И тогда он пришёл ко мне…
9. глава 8
Клавдия
Это был хороший солнечный июльский день благословенного лета 1945 года. Солнце вольготно лежало на нашем берёзовом чисто выскобленном полу словно жмурящийся котёнок. Мать была дома и смотрела, смотрела, не отрываясь, на отца, который мастерил что-то.
Мать вообще всё время, как вернулся отец, не отходила от него, дотрагивалась до него постоянно, как будто не могла поверить до конца, что всё, конец войне, всё, отец вот он, дома, живой и почти здоровый…
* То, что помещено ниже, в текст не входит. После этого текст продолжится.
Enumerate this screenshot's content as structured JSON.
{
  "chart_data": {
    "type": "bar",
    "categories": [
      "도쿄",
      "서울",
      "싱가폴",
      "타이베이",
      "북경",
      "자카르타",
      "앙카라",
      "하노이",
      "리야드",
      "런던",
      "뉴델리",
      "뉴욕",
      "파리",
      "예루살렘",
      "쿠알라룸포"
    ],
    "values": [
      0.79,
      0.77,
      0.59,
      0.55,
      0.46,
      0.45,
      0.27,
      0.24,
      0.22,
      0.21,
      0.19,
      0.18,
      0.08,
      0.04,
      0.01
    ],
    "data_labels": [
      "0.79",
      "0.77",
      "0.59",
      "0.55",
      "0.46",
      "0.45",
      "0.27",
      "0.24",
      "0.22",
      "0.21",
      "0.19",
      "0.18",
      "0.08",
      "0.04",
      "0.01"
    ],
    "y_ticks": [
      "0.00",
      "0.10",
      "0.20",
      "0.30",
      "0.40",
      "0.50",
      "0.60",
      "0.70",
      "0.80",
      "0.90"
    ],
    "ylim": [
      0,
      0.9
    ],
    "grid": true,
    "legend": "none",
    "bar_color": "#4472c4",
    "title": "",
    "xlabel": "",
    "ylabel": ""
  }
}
Я тоже смотрела на отца, сидя напротив и положив голову на руки. «Смотрите на меня, как на икону», - беззлобно подшучивал отец. Было тихо, мирно и хорошо. А потом раздался стук в дверь. Мать подорвалась открывать. Мы как раз ждали отцову родню из деревни; все хотели повидаться с отцом, обнять его и послушать, как там было, в аду на земле…
- Клавка… Это к тебе… - услышала я немного растерянный материн голос.
Я вышла в коридор. На нашем пороге стоял Митя. Теперь он был невысок. Он был похож на какого-то карлика теперь, широкого в плечах и на двух деревяшках вместо ног.
Мать ушла в комнату, плотно захлопнув дверь, а я осталась стоять в коридоре, во все глаза глядя на Митю. Это был Митя. И не Митя. Его лицо стало какого-то землистого цвета. Гладкий лоб избороздили морщины. Он был подстрижен машинкой под ноль, словно тифозный.